Training events like this help to promote individual and unit readiness by ensuring everyone stays physically fit, an essential factor in mission readiness. Additionally, it plays a role in enhancing team cohesion and improving esprit de corps, according to Conboy.
Anke Wiggins, spouse of Maj. Ryan Wiggins, USARC operations officer, highlighted that occasions like this one give her the opportunity to train with her husband and integrate with his coworkers. It also gives their 9-year-old son a glimpse into the type of training his father does, but most importantly it gives all of them the opportunity to spend time together as a family doing things they would not normally do, she added.
Everyone shared a morning of competition, and the winners of the event gain bragging rights for a year, said Schonfarber.
The winning teams for the competition were separated into two categories: walkers and runners.

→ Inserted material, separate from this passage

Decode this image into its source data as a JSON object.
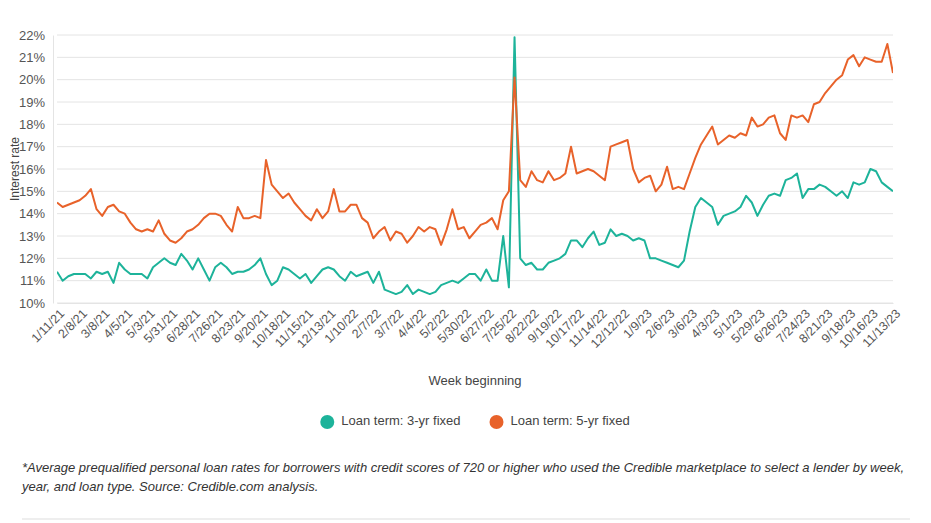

Lt. Col. Jeremy Lingenfelser, Lt. Col. Quentin Portis, Maj. Chris Murphy and Master Sgt. Terri Land, won first place in the running category. While, Lt. Col. Peter Brownlowe, Capt. Eric Doe, Capt. Mark Jepsen and Sgt. First Class Nicoli Gardner, won first place in the walking category.
Although the victors were clearly identified for the day, the inner satisfaction of knowing you’ve done your best, gotten the most out of what you had to give and competed, served as the true determination of victory for all those who participated according to many of the participants.
This was the second year the Force Management, Inspector General and Surgeon directorates joined forces to co-host the orienteering competition. Overall, the event took about five months to plan and safety was held as the primary consideration during the entire process.